Golden Ratio

216 ½ Greene Ave at Grand Ave, Clinton Hill

By Maya Raman, Guest Writer

The Place: A bar that recently opened up around the corner from my apartment, completing the trifecta started by Place des Fêtes and Izzy Rose. Its name comes from the mathematical concept that some, including this bar, use to justify the idea that “nature builds nothing at random.” I think that’s kind of pretentious, but I’m pretty STEM-brained, so I’ll try it out.

The Time: Wednesday, April 8, 5:50 P.M. Like a real adult, I stop by on my way home from work. I’m nervous to drink alone, but it’s awesome to be a girl who is good at that so I’m trying to practice.

The Vibe: Despite the fact that Golden Ratio is all windows, from across the street the place looks dark enough that I’m not sure if it’s open. It is, though, and I start getting prematurely settled at the bar before realizing that one of the employees has to check me in. He selects two seats on an iPad so I give one to my backpack. When he asks for my phone number my name pops up on the screen—the small joys of surveillance capitalism.

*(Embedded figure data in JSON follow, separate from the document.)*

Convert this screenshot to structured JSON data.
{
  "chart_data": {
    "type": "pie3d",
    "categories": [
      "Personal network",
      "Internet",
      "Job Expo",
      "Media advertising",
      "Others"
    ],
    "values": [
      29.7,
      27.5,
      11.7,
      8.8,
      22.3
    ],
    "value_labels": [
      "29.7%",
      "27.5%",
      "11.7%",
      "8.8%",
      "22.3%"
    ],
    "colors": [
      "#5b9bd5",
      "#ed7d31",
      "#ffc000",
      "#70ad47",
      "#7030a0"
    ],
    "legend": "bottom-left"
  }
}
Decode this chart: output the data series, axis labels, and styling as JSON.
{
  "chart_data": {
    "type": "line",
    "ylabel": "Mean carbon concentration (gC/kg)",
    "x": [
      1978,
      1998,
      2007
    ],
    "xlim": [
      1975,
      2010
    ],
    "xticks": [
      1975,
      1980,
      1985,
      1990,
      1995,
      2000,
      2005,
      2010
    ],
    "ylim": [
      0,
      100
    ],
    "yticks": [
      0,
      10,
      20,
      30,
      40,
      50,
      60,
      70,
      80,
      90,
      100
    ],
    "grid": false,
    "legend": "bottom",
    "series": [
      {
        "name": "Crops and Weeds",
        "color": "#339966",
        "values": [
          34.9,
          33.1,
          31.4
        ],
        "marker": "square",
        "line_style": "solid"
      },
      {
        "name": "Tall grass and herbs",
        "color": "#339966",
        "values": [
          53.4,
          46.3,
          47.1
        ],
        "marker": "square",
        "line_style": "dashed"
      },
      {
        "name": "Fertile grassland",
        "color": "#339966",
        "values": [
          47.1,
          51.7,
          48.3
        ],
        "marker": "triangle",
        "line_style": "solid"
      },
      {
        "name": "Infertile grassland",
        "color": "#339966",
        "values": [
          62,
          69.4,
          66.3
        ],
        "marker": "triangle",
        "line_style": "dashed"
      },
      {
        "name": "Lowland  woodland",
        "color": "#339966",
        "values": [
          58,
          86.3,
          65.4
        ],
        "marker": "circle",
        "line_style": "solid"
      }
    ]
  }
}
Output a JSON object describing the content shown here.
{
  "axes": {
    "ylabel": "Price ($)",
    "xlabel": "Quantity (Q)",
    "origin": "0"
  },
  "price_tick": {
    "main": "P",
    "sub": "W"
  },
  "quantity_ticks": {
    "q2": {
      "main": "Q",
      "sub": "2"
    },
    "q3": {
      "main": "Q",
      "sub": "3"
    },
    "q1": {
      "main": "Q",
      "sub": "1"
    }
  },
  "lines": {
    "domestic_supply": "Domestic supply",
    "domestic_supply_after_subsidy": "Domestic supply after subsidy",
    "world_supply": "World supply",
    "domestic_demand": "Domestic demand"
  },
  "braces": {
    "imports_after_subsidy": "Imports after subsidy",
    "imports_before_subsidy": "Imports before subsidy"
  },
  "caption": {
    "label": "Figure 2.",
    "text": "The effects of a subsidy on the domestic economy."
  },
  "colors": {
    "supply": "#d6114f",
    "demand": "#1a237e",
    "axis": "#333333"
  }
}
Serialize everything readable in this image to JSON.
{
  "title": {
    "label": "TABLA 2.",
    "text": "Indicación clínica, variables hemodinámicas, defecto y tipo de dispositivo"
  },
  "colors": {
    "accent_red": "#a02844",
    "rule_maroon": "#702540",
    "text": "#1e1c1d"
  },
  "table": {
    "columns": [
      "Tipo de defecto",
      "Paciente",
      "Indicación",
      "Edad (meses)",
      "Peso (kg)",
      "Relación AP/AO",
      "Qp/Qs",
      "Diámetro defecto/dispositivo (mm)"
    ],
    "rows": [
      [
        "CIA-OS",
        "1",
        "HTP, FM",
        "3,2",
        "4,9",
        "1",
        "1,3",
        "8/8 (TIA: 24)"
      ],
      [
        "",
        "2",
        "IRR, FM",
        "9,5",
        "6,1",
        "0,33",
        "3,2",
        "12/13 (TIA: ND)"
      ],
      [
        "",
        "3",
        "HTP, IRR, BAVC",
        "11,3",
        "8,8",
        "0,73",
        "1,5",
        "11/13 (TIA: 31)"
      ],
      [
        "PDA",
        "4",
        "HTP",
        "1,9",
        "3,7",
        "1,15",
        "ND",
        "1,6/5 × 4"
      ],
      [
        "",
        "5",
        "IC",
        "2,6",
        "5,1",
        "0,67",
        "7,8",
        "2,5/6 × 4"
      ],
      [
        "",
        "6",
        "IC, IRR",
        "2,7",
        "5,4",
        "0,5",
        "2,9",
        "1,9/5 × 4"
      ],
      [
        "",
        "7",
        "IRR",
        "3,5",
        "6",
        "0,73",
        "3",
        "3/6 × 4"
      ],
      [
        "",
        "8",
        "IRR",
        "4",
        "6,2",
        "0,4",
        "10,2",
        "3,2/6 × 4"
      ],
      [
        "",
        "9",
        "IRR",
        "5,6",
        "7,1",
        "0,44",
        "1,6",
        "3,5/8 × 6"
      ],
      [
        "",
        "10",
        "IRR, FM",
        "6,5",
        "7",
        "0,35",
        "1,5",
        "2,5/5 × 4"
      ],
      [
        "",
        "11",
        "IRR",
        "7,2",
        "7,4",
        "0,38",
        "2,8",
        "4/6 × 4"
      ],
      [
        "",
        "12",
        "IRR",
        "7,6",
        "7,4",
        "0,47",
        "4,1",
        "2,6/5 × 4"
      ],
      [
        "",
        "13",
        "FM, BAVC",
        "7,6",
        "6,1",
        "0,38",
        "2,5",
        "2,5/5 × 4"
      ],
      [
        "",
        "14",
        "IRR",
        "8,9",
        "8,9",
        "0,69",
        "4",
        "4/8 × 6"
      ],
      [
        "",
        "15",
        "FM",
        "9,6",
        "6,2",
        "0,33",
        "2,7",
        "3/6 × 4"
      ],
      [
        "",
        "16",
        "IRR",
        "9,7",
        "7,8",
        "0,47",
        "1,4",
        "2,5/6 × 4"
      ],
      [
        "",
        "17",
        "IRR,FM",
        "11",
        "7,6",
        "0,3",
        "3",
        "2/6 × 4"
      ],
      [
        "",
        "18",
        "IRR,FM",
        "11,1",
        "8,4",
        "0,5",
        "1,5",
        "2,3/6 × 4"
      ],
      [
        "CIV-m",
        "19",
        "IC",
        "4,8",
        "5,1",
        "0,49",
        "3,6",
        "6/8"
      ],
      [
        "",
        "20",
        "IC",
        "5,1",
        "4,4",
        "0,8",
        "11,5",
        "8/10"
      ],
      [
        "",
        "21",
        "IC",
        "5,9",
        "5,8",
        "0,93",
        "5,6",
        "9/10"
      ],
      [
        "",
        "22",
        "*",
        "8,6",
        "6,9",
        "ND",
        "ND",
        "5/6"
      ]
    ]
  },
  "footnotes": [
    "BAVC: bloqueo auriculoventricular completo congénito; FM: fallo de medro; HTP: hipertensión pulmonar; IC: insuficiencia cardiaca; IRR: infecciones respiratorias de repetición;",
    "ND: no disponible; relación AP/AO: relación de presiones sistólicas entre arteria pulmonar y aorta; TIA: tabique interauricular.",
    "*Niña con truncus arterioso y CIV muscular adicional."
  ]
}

The place is tastefully decorated, with clean wood and cement walls, ochre bar seats and cobalt blue cushions. It’s comfortable and beautiful, but the whole Resy thing, plus people constantly coming in for their reservations, makes me painfully aware of how much space I take up occupying two of five seats at the limited bar. The rest of the seating is tables taken up by thirty-something well-dressed Brooklynites. As someone on the older end of Gen Z, I’m definitely the youngest person in here, but it’s a Clinton Hill cocktail bar so what can you expect?

The menu at Golden Ratio

The Bartender: I’m a shy diner—I’ll keep up a conversation, but I don’t tend to initiate one, and I overthink most actions, which is why I’m pushing myself to drink alone. Luckily, I’m confused about the menu so I have a reason to talk to the bartender. She’s friendly and thoroughly explains the menu concept (see below). She also tells me that they’re opening a patio soon and will have frozen lemon cocktails, and I could see myself being a patio regular if these prices weren’t straight out of Manhattan. We make conversation occasionally, usually about the ingredients in my drink, and I almost become comfortable enough to ask for her name and/or pull out my book—something to stake a claim to my solitary presence at this bar. Almost. I read maybe two sentences of the book, which I don’t remember, and end up doing the more comfortable and inconspicuous act of being on my phone. 

The Drank: There are two main points of Golden Ratio. The first is that each cocktail is named for, and based around, a specific ingredient like “fir” or “parsnip.” Accompanying information includes things like “peppers” and “needles,” giving you a vague sense of the drink you’re getting. I think that’s again a bit pretentious, but which of us average drinkers know exactly what we’re ordering anyway? The second, and perhaps greater, selling point is that each cocktail has a non-alcoholic counterpart, which gets as much care in its concoction and is often almost as expensive. I try to figure out how these two things relate to the golden ratio. Perhaps (non-alcoholic options + vibes-based menu) / non-alcoholic options = 1.618…? Nature might build nothing at random, but this bar theme feels like an exception.

“Pine”

I first get the pine cocktail because I will likely never see it elsewhere. The other ingredients listed are “mastic, resin, lime.” The drink itself is more limey than piney, but I detect vodka and a parsley-esque earthiness that must be the pine. It’s yummy and pretty, and gets me tipsy quickly. The bartender tells me that they have a forager who collects the pine needles for the syrup, and we agree that sounds like a dream job. 

Of course, I need to try a non-alcoholic option. Ideally, I’d get the non-alcoholic pine drink (“pine nut, lactose, lemon”) to properly compare, but I’m a bit pined out. I end up going with “nasturtium” to honor that which grows wild in my parents’ California backyard. The other ingredients in the drink are “leaves” and “gardens.” When it comes it really does taste like leaves and gardens, as in it tastes a bit like dirt.

Was I Hit On / Did I Make Friends?: I wasn’t hit on even a little bit—the only thing that wanted my phone number was the bar. I had friendly interactions with the bartender, but unfortunately the prices are a bit too high here to justify seeing her often.

Should You Drink Here Alone?: Sure, if you get less stressed out by taking up space in a busy bar than I do, although I suppose that’s the point of drinking alone. I’ll probably be out on the patio once or twice this summer, with a reservation and a friend, drinking a frozen lemon martini of divine proportions.

Maya Raman is a technical writer from Northern California who lives in Brooklyn. She enjoys spending entire days in Prospect Park.